According to Solá, Morales would face a “justified fear for his life” if he stayed in Bolivia, where the administration of interim President Jeanine Áñez has accused him of sedition and terrorism.
The process was initiated in secret, and Solá began the paperwork for asylum before Morales arrived. The Interior Ministry confirmed quest had been granted shortly after the former president’s arrival. Solá added Morales’ stay comes with conditions, telling La Nación that the “regulations require a series of guidelines, such as a place of residence, etc..”
“We want from Evo the commitment not to make political declarations in Argentina. It is a condition that we ask,” he added.
Soon after midday, Morales expressed his gratitude to Argentina and Mexico via his Twitter account. “A month ago I arrived in Mexico [...] sad and broken. Now I have arrived in Argentina, to continue fighting for the humblest and to unite the Great Homeland, I am strong and lively.
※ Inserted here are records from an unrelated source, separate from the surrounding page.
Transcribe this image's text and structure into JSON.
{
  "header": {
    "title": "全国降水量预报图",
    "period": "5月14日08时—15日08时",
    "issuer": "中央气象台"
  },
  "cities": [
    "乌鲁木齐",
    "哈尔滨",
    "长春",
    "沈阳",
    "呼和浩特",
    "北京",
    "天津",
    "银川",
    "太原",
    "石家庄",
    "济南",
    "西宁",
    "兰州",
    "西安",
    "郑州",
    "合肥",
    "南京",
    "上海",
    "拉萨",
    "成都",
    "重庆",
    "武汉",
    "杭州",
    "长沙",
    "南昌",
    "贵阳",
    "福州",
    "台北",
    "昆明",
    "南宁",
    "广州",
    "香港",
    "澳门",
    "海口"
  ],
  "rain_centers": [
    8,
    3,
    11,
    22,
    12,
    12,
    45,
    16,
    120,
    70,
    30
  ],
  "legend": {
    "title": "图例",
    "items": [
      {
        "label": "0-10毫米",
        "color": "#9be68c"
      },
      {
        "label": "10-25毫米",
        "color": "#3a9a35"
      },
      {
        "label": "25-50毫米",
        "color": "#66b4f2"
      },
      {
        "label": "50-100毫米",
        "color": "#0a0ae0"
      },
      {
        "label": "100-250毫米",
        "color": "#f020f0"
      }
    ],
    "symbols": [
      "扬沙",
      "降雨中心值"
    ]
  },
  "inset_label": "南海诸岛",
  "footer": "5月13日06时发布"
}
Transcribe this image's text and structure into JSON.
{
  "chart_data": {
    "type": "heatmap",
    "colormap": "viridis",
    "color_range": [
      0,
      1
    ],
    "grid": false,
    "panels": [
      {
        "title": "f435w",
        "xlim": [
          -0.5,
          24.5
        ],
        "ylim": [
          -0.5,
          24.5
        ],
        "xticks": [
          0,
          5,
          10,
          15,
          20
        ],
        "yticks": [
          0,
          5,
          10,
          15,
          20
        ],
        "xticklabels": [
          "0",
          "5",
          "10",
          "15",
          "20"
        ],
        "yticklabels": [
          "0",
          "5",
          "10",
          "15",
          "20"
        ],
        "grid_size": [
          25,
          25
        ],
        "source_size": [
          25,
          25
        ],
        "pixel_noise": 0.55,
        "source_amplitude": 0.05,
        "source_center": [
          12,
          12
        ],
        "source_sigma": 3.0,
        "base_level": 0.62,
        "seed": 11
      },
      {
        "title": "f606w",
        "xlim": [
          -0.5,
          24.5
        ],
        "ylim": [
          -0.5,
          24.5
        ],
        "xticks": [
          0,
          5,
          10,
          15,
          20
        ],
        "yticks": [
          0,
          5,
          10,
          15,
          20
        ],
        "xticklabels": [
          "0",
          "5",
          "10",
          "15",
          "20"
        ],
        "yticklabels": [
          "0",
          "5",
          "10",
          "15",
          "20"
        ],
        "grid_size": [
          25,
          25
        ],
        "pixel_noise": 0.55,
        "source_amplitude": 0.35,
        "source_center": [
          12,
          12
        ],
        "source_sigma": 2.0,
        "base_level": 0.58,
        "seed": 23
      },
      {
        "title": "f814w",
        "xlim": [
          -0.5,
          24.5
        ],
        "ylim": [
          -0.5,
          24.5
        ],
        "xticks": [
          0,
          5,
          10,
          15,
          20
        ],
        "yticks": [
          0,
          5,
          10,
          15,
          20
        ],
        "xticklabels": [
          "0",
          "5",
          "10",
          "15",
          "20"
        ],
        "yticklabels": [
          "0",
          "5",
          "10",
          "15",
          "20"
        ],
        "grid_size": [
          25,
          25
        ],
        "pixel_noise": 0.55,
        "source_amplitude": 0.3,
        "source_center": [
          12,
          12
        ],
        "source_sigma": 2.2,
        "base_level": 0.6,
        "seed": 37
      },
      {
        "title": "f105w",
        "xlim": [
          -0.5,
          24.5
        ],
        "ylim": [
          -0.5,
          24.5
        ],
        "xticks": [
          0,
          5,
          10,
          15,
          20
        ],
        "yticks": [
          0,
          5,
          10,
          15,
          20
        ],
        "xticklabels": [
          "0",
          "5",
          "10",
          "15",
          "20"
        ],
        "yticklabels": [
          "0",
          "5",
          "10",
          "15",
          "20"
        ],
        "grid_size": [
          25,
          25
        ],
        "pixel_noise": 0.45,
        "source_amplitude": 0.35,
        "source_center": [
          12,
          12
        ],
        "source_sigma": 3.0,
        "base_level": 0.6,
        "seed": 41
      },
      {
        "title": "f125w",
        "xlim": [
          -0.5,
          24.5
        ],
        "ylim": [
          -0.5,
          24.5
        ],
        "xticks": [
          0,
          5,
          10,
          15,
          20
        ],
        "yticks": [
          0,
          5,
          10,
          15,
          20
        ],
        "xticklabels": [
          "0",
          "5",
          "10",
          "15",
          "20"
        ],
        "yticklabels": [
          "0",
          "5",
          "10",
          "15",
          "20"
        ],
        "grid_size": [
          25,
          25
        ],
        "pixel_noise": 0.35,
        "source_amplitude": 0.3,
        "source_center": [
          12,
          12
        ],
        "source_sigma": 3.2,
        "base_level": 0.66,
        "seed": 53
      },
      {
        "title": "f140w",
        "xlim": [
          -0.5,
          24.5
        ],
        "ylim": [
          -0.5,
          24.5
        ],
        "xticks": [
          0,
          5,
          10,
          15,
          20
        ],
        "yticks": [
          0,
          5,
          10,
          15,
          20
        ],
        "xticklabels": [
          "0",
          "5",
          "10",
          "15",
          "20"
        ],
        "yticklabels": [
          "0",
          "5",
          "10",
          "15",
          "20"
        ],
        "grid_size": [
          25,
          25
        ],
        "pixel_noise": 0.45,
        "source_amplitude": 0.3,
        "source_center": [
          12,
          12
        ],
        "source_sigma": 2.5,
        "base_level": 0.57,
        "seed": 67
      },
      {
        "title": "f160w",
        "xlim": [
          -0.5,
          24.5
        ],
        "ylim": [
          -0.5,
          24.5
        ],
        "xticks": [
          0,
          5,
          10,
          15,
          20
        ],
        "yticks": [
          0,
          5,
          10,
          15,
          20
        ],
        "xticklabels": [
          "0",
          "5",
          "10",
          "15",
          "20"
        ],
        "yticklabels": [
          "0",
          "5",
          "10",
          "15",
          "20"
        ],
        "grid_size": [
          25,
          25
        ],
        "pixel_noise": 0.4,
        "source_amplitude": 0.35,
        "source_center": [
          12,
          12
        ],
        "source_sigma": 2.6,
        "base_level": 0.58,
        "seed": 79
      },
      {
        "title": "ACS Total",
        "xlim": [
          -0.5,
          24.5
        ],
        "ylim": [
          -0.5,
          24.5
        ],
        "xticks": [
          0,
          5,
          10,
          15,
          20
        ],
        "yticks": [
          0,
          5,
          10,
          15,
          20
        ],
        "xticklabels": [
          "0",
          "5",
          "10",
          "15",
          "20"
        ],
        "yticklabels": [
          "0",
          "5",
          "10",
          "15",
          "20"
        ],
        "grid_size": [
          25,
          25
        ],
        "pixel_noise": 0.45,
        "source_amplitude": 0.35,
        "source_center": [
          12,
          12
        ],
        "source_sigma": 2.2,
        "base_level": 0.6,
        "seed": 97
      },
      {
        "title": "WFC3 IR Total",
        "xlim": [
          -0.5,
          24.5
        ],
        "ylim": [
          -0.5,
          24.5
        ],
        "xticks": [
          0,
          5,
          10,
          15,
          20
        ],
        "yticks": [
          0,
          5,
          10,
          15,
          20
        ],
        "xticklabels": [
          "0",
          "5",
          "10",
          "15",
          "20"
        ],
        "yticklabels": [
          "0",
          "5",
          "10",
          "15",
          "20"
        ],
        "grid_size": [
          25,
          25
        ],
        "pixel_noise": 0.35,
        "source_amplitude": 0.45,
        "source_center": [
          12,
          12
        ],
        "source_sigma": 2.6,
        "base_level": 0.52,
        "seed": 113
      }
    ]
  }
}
I thank Mexico and Argentina for all its support and solidarity,” he wrote.
Morales arrived from Cuba accompanied by four other exgovernment officials who also requested asylum.
Solá implied during his comments to TN that the Movement to Socialism (MAS) leader had “requested asylum at the time” of his ousting from power, but that former president Mauricio Macri “did not grant it.”
Fernández considers Morales’ removal from power to have been “a coup d’état,” and publicly extended the hypothetical offer of asylum to Bolivia’s former president before he took office.
Finally, the newly installed foreign minister said that he didn’t know where Morales’ “residence will be located,” but said the Bolivian leader was “very appreciative” to be in Buenos Aires.
The former president’s children, Eva Liz Morales Alvarado and Alvaro Morales Peredo, have already been living in the capital for two weeks, having arrived November 23.
Former vice-presidential candidate on the Juntos por el Cambio ticket, Miguel Ángel Pichetto was an early critic of the Fernández government’s decision to grant asylum.
“I don’t think the presence of Evo Morales [here] will advance the interests of our country,” he posted on Twitter.
Laura Alonso, the director of Argentina’s Anti-Corruption Office under Macri, sparked controversy by comparing the decision to welcome Morales as akin to the hosting of Nazis during World War II.
The tweet generated a backlash from the Delegation of Israeli Argentine Associations (DAIA), which accused her of “trivialising the Holocaust.”
From La Paz, Bolivian Foreign Minister Karen Longaric shared her opposition to the move.
“We hope that Argentina strictly complies with the principles and rules of asylum and refugee rights,” she said at a press conference.
“We don’t want to see what happened in Mexico, where he had an open microphone and open forum to do politics, does not re-occur.”